Sekertaris Badan Penanggulangan Bencana Daerah (BPBD), Kabupaten Sleman, Haru Saptono mengatakan, bahkan upaya tersebut justru mempunyai dampak buruk bagi warga. Pasalnya, dia menambahkan, setelah erupsi, banyak warga yang kehilangan lahan pekerjaanya, maka, di huntap ini lah, kami mengajarkan mereka profesi baru.
"Karena pembangunan huntap berbasis masyarakat, dan mereka yang mengerjakannya mendapat bayaran," kata Heru di ruangannya, Rabu (20/3).

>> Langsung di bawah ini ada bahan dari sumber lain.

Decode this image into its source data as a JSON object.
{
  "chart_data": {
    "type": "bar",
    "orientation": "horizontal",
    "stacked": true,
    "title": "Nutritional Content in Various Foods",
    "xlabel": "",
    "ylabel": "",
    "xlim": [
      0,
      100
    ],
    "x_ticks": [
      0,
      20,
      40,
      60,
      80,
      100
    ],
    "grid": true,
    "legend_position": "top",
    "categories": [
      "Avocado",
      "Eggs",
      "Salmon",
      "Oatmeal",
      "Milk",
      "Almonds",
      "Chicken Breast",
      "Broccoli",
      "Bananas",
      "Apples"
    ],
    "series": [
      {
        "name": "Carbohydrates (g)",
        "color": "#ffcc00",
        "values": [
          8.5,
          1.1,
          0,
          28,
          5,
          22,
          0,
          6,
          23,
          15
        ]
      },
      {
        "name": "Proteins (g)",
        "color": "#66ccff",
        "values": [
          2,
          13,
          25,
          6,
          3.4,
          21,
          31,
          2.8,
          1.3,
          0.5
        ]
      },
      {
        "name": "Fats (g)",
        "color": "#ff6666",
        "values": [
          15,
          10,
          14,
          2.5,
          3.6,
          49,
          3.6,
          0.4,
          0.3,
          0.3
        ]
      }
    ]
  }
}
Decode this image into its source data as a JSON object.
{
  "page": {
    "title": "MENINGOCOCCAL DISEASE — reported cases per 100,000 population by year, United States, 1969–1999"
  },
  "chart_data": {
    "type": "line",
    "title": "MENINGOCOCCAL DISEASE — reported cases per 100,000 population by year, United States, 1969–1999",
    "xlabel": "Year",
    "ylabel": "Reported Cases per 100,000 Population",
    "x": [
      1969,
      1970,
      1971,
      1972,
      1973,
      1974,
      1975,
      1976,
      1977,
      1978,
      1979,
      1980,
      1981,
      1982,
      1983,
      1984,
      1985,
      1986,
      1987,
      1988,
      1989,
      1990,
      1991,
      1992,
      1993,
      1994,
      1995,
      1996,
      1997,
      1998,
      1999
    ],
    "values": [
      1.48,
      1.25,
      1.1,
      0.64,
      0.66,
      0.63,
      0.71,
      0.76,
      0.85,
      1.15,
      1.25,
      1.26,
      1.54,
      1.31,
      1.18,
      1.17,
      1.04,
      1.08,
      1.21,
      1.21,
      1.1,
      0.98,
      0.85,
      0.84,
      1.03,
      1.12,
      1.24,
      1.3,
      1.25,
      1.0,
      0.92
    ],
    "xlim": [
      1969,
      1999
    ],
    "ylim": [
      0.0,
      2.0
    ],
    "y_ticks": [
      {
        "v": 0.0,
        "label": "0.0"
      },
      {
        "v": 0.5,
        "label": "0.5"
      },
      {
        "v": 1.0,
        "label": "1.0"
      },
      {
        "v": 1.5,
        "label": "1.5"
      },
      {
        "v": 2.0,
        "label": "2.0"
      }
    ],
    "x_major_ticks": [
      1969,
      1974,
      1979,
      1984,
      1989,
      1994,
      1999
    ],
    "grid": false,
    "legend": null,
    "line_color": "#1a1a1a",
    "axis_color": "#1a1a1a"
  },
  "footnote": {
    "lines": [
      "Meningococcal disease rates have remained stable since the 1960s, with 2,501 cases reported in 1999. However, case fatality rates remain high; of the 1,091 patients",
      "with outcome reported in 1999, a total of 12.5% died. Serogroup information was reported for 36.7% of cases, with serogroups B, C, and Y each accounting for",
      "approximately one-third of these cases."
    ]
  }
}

Namun dengan adanya jaminan uang tersebut, saat ini, dia mengakui, tingkat gotong royong masyarakat mulai pudar.
Menurutnya, mereka mulai berorientasi pada bayaran atas jasa yang dikerjakan. Berbeda dengan sebelumnya yang dinilai sanggup bekerja tanpa pamrih. Bahkan sekarang ini, kata Heru, hubungan sosial antara warga huntap dan nonhuntap di satu desa mulai mengalami kesenjangan sosial. "Secara tidak sengaja, telah terjadi pemisahan lokasi yang membuat tenggang rasa mereka tidak lagi sekuat dulu," ujarnya.
Untuk itu, Heru menjelaskan, penanganannya pun tidak lagi bisa diambil alih oleh pemerintah. Sebab, perubahan kultur sosial tersebut harus dipikirkan warga secara mandiri, sehingga, tanggung jawab atas kebijakan itu, dapat dijalani sepenuh hati.